In an earlier article, I extolled the merits of dollar-cost averaging, the practice of committing a fixed sum per month for investment. I have been asked to elucidate by showing the specific numbers which would have resulted from a regular commitment. Investors in our new fund will be individuals of high net worth, or financial professionals, who may be more accustomed to committing large lump sums, but the arithmetic works regardless of sophistication; please do not think this is worthwhile only for small savers!
First let's recap with the latest roller-coaster chart: the fund's
net asset value, like the regional stock index, has been highly volatile.
It is reasonable to assume that this volatility will continue.
Where that chart goes, I cannot resist adding the relative performance, since it looks quite respectable. The fund is not managed against the index, and I could not even tell you the current index weights, but it is as good an indicator as any of the broad market movements which will explain much of the month-to-month fluctuation in the fund's market value.
(My apologies if the charts are over-large, but when I reduce them legibility seems disproportionately compromised. As a webpage beginner, I use Netscape Composer, and my control over the layout leaves much to be desired. If any reader would care to provide pointers for improvement, the suggestions would be most welcome.)
This is a simulation of the portfolio performance which would have been
achieved by a dollar-cost averaging investor in the Apollo 001 Fund, investing
a fixed amount (say US$10,000 per month), for each of the 21 months since
the fund started up on 31 December 1997. The cumulative investment after
21 months would be US$210,000; the net asset value would be US$359,000,
representing a gain of 71% over the whole period (not annualised). The
figures here are after the 1.8% initial charge which has been a feature
of the Apollo 001 Fund and will continue in the Apollo Asia Fund, but before
management and incentive fees which will be levied in the new fund.
The portfolio value would have been below the amount invested for six months out of the twenty-one, but by percentages less alarming than those which might have been experienced by a lump-sum investor.

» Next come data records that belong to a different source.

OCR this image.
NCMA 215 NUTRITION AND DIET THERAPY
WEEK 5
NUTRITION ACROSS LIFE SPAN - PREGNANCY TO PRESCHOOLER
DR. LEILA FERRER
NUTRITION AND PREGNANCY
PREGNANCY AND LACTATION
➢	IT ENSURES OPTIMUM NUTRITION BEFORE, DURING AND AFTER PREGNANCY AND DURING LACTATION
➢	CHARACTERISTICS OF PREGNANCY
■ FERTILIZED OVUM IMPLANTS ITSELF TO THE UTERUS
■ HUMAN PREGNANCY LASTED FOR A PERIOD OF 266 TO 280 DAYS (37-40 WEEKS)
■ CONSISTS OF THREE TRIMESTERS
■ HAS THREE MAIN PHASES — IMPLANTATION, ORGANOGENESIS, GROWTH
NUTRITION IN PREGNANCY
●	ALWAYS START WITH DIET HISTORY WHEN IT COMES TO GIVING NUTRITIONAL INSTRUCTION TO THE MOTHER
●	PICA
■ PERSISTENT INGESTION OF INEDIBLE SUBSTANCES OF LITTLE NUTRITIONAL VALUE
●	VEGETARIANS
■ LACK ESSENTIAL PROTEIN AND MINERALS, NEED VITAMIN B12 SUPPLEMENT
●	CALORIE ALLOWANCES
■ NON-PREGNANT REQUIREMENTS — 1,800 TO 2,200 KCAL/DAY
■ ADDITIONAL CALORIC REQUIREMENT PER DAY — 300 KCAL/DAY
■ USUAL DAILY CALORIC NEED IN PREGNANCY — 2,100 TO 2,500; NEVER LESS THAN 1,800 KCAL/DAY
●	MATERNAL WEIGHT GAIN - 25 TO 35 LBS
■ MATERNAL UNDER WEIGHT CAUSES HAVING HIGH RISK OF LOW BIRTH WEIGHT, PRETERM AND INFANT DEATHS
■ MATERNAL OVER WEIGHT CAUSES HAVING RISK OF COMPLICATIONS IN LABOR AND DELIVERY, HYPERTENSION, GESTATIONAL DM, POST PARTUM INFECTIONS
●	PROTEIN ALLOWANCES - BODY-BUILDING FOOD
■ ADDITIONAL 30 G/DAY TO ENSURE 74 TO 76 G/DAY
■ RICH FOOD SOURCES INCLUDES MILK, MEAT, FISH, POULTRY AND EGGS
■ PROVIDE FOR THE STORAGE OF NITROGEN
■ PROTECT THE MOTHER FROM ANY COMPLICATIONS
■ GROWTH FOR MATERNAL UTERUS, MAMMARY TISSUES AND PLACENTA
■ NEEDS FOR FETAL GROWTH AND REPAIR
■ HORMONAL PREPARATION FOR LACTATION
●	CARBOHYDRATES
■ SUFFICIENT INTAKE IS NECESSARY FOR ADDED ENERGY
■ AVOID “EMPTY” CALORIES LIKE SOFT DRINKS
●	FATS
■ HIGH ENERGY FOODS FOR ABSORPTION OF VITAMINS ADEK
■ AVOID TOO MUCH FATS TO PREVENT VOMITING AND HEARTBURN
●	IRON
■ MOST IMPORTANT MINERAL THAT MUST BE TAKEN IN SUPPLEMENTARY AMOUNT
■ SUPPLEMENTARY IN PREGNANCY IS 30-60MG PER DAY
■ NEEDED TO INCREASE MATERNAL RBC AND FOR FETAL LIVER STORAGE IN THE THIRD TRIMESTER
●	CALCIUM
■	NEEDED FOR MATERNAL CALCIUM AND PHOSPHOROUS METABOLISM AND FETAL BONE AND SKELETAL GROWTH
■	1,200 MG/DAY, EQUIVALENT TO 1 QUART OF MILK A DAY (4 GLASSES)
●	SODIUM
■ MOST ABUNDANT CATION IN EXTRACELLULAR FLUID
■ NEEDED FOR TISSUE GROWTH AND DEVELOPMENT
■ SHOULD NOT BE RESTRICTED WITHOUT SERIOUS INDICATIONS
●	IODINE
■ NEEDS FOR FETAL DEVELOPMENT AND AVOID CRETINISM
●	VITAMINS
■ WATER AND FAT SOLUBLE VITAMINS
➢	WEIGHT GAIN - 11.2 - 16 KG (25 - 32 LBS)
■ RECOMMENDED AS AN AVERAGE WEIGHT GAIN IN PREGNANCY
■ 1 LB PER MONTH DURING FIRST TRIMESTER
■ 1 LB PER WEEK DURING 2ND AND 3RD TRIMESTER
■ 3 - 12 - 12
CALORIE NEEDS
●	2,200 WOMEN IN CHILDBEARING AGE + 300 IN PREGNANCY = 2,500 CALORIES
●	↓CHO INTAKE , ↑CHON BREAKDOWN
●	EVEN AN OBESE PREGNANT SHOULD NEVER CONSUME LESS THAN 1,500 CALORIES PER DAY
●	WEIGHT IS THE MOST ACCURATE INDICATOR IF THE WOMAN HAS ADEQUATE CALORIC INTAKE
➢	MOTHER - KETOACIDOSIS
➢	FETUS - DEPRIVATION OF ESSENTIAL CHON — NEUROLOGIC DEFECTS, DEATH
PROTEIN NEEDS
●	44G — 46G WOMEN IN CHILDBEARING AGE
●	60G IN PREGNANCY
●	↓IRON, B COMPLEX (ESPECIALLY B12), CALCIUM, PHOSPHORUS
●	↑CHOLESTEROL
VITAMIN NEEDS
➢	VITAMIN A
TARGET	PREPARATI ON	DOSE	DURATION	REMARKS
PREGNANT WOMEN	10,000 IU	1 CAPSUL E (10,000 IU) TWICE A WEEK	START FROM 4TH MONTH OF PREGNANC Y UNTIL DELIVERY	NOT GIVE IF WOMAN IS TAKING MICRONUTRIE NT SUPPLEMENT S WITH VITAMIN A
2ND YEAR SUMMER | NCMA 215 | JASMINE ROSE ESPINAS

Investors who believe in their timing ability will obviously attempt
to invest at or near a market bottom, and if successful in this they will
naturally beat the dollar-averager. Many of us however are under no illusions
as to our ability in this respect, and if that seems an appalling confession
for a money manager, we can point to the example of great investors such
as Warren Buffett. The investor might quite reasonably have taken a view
that the Asian crisis and recession offered opportunity, that value was
available and the risk/reward balance reasonable, at any time from December
1997 (which was when I myself started to invest on any scale) through to
the present, but that he could not hope to pick the optimal investment
moment more precisely. Because the effect of dollar cost averaging is automatically
to buy more shares or units when prices are low than when they are high,
the averaging investor would at all times have done better than the expected
return of an investor who might have made a lump sum commitment in any
of the months from December 97 to that date, but whose choice of month
would have been random. This chart shows that the dollar-averager's portfolio
has always been greater than the expected value of the lump sum investor's
(to the same extent that his average entry cost is lower), and that the
advantage has risen over time.
Varying the specific assumptions of starting point and the time period over which the lump sum might be committed will give different results, but the conclusions tend to be similar.
Psychological advantages are perhaps as important as these statistics. "Baby steps" reduce the chance of an enormous mistake. The risk of a large dollar loss is reduced; likewise the risk of missing the market bottom (when many people are more than usually busy with crisis management, and the newsflow is abominably dispiriting). A dollar cost averaging programme cannot guarantee superior performance (if the market goes straight down with no rebound, or for that matter straight up with no pause, it won't help), but the probabilities are in favour. Moreover, the greater the volatility, the greater the benefit. Market volatility is often unsettling for investors, so this is fortuitous.
There are limits, of course. Sometimes it will be be more appropriate
to commit assets in a lump sum. But for those investors who have regular
cash inflows, concur with us on the intrinsic merits of our portfolio with
its mid-teens earnings yield and 7% net dividend yield (value like this
is not always available), but are nevertheless nervous about the possibility
of short-term valuation losses - dollar cost averaging is one way to go.
The Apollo Asia Fund will be happy to accomodate such investors.